Wygląda na to, że YouTube zyskał właśnie kilka przydanych usprawnień, które przydadzą się osobom zwracającym uwagę głównie na wizualne aspekty. Mowa bowiem o znacznie ulepszonym trybie otoczenia – teraz ekran będzie oświetlony jeszcze lepiej podczas oglądania konkretnych materiałów. Celem nowości jest zapewnienie internautom bardziej immersyjnych wrażeń w trakcie odtwarzania zwłaszcza długich klipów. Zerknijmy na to wszystko nieco bliżej.
YouTube zyskał przydatne narzędzie
Nie da się ukryć, iż YouTube kojarzy się ostatnio głównie z licznymi kontrowersjami. Niekiedy mamy jednak do czynienia z implementacją naprawdę przydatnych rozwiązań. Warto tu wspomnieć chociażby o automatycznym odświeżaniu liczników wyświetleń oraz polubień znajdujących się pod każdym materiałem wideo. Twórcy otrzymali natomiast opcję pozwalającą na wstrzymanie możliwości dodawania nowych komentarzy bez ukrywania tych już wcześniej opublikowanych. Co tym razem przygotowano dla konsumentów?
Październik ubiegłego roku przywitał internautów trybem otoczenia. Mowa tu o specjalnym efekcie odzwierciedlającym to, co aktualnie znajduje się na ekranie. Odtwarzany materiał jest wtedy przyjemnie oświetlony kolorowym blaskiem. Głównym celem rozwiązania jest zwiększenie immersji, zwłaszcza jeśli spędzamy czas na oglądaniu dłuższych filmików. Sporo osób krytykuje natomiast nową opcję i twierdzi, że bywa rozpraszająca. Dlatego też postanowiono właśnie ją znacząco ulepszyć – co dokładnie zmieniono?

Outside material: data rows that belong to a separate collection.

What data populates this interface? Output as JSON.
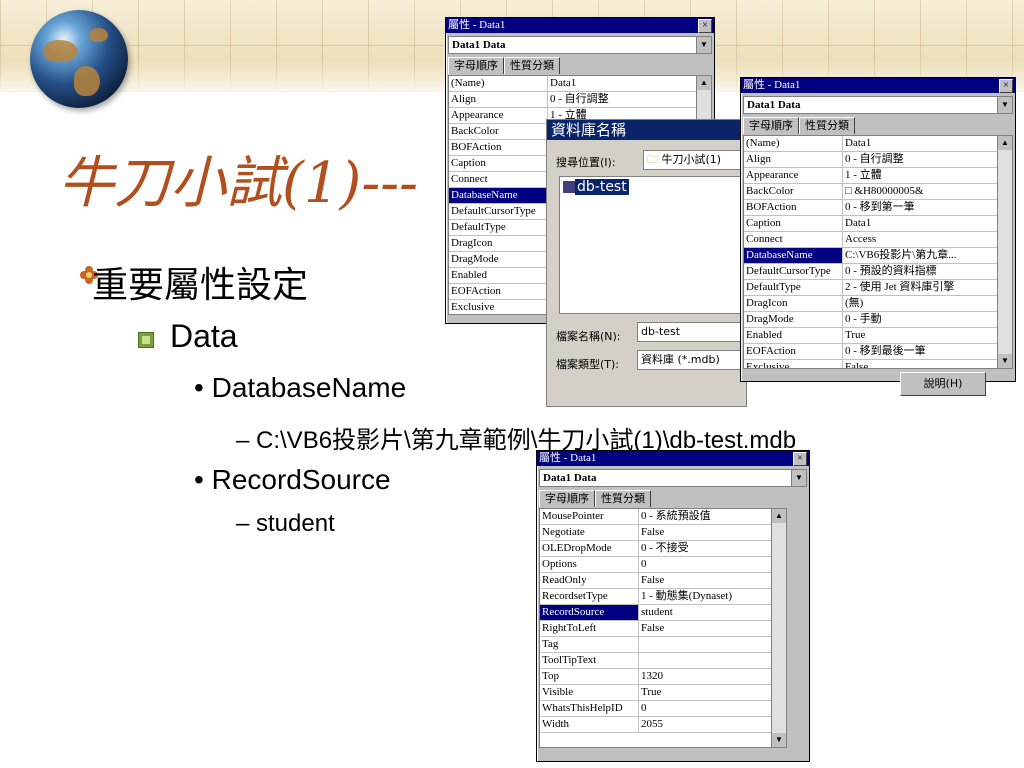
{
  "slide": {
    "title": "牛刀小試(1)---",
    "bullet_level1": "重要屬性設定",
    "bullet_level2": "Data",
    "bullet_databasename": "DatabaseName",
    "bullet_path": "– C:\\VB6投影片\\第九章範例\\牛刀小試(1)\\db-test.mdb",
    "bullet_recordsource": "RecordSource",
    "bullet_student": "– student"
  },
  "colors": {
    "title": "#b1501e",
    "titlebar": "#000080",
    "selection": "#000080"
  },
  "win_left": {
    "title": "屬性 - Data1",
    "object": "Data1 Data",
    "tab_alpha": "字母順序",
    "tab_cat": "性質分類",
    "rows": [
      {
        "n": "(Name)",
        "v": "Data1"
      },
      {
        "n": "Align",
        "v": "0 - 自行調整"
      },
      {
        "n": "Appearance",
        "v": "1 - 立體"
      },
      {
        "n": "BackColor",
        "v": ""
      },
      {
        "n": "BOFAction",
        "v": ""
      },
      {
        "n": "Caption",
        "v": ""
      },
      {
        "n": "Connect",
        "v": ""
      },
      {
        "n": "DatabaseName",
        "v": "",
        "sel": true
      },
      {
        "n": "DefaultCursorType",
        "v": ""
      },
      {
        "n": "DefaultType",
        "v": ""
      },
      {
        "n": "DragIcon",
        "v": ""
      },
      {
        "n": "DragMode",
        "v": ""
      },
      {
        "n": "Enabled",
        "v": ""
      },
      {
        "n": "EOFAction",
        "v": ""
      },
      {
        "n": "Exclusive",
        "v": ""
      }
    ]
  },
  "dialog": {
    "title": "資料庫名稱",
    "look_in_label": "搜尋位置(I):",
    "look_in_value": "牛刀小試(1)",
    "file_item": "db-test",
    "filename_label": "檔案名稱(N):",
    "filename_value": "db-test",
    "filetype_label": "檔案類型(T):",
    "filetype_value": "資料庫 (*.mdb)"
  },
  "win_right": {
    "title": "屬性 - Data1",
    "object": "Data1 Data",
    "tab_alpha": "字母順序",
    "tab_cat": "性質分類",
    "rows": [
      {
        "n": "(Name)",
        "v": "Data1"
      },
      {
        "n": "Align",
        "v": "0 - 自行調整"
      },
      {
        "n": "Appearance",
        "v": "1 - 立體"
      },
      {
        "n": "BackColor",
        "v": "□ &H80000005&"
      },
      {
        "n": "BOFAction",
        "v": "0 - 移到第一筆"
      },
      {
        "n": "Caption",
        "v": "Data1"
      },
      {
        "n": "Connect",
        "v": "Access"
      },
      {
        "n": "DatabaseName",
        "v": "C:\\VB6投影片\\第九章...",
        "sel": true
      },
      {
        "n": "DefaultCursorType",
        "v": "0 - 預設的資料指標"
      },
      {
        "n": "DefaultType",
        "v": "2 - 使用 Jet 資料庫引擎"
      },
      {
        "n": "DragIcon",
        "v": "(無)"
      },
      {
        "n": "DragMode",
        "v": "0 - 手動"
      },
      {
        "n": "Enabled",
        "v": "True"
      },
      {
        "n": "EOFAction",
        "v": "0 - 移到最後一筆"
      },
      {
        "n": "Exclusive",
        "v": "False"
      }
    ],
    "help_button": "說明(H)"
  },
  "win_bottom": {
    "title": "屬性 - Data1",
    "object": "Data1 Data",
    "tab_alpha": "字母順序",
    "tab_cat": "性質分類",
    "rows": [
      {
        "n": "MousePointer",
        "v": "0 - 系統預設值"
      },
      {
        "n": "Negotiate",
        "v": "False"
      },
      {
        "n": "OLEDropMode",
        "v": "0 - 不接受"
      },
      {
        "n": "Options",
        "v": "0"
      },
      {
        "n": "ReadOnly",
        "v": "False"
      },
      {
        "n": "RecordsetType",
        "v": "1 - 動態集(Dynaset)"
      },
      {
        "n": "RecordSource",
        "v": "student",
        "sel": true
      },
      {
        "n": "RightToLeft",
        "v": "False"
      },
      {
        "n": "Tag",
        "v": ""
      },
      {
        "n": "ToolTipText",
        "v": ""
      },
      {
        "n": "Top",
        "v": "1320"
      },
      {
        "n": "Visible",
        "v": "True"
      },
      {
        "n": "WhatsThisHelpID",
        "v": "0"
      },
      {
        "n": "Width",
        "v": "2055"
      }
    ]
  }
}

Opcjonalny tryb dostępny na Androidzie rzekomo nieco się ożywił. Oświetlenie stało się znacznie bardziej widoczne, widnieje ono teraz nie tylko poniżej tytułu filmu, ale również nad odtwarzaczem. Jeśli więc zależy Wam na tego typu immersyjnych usprawnieniach, to powinniście być zadowoleni. Warto raz jeszcze podkreślić, iż funkcja nie jest obowiązkowa, więc poświatę można w każdej chwili wyłączyć – to dobra wiadomość.
Tryb otoczenia widoczny jest również podczas oglądania pełnoekranowych materiałów – nawet jeśli klip nie wypełnia całego wyświetlacza, to światło docelowo się do nieco dostosuje. Krótko mówiąc, oświetlenie stało się bardziej inteligentne, co powinno spodobać się internautom. YouTube zyskał więc przyjemne usprawnienie, choć mnóstwo konsumentów nie do końca się z tego cieszy.

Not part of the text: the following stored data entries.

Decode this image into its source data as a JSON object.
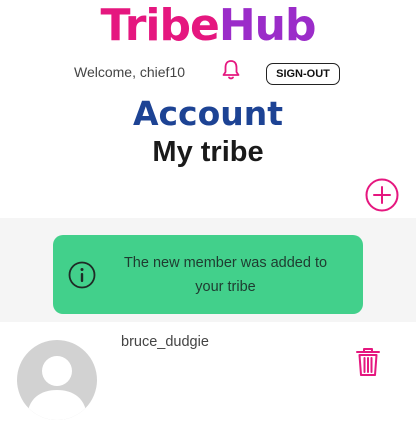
{
  "app": {
    "logo_part1": "Tribe",
    "logo_part2": "Hub"
  },
  "header": {
    "welcome_text": "Welcome, chief10",
    "signout_label": "SIGN-OUT",
    "bell_icon": "bell-icon"
  },
  "page": {
    "title": "Account",
    "subtitle": "My tribe",
    "add_icon": "plus-circle-icon"
  },
  "alert": {
    "icon": "info-icon",
    "message": "The new member was added to your tribe"
  },
  "members": [
    {
      "username": "bruce_dudgie",
      "avatar_icon": "default-avatar-icon",
      "delete_icon": "trash-icon"
    }
  ],
  "colors": {
    "logo_pink": "#e5177f",
    "logo_purple": "#9b2cc9",
    "title_blue": "#1d4394",
    "accent_pink": "#e5177f",
    "success_green": "#42d08b"
  }
}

Woleliby oni, by platforma wzbogaciła się o funkcje faktycznie przydatne wszystkim konsumentom. Mowa tu chociażby o poprawkach algorytmu, zezwoleniu na używanie blokerów reklam czy zmniejszenie liczby wyświetlanych spotów. Kto wie, może doczekamy się bardziej oczekiwanych rozwiązań już w 2024 roku? Czas pokaże.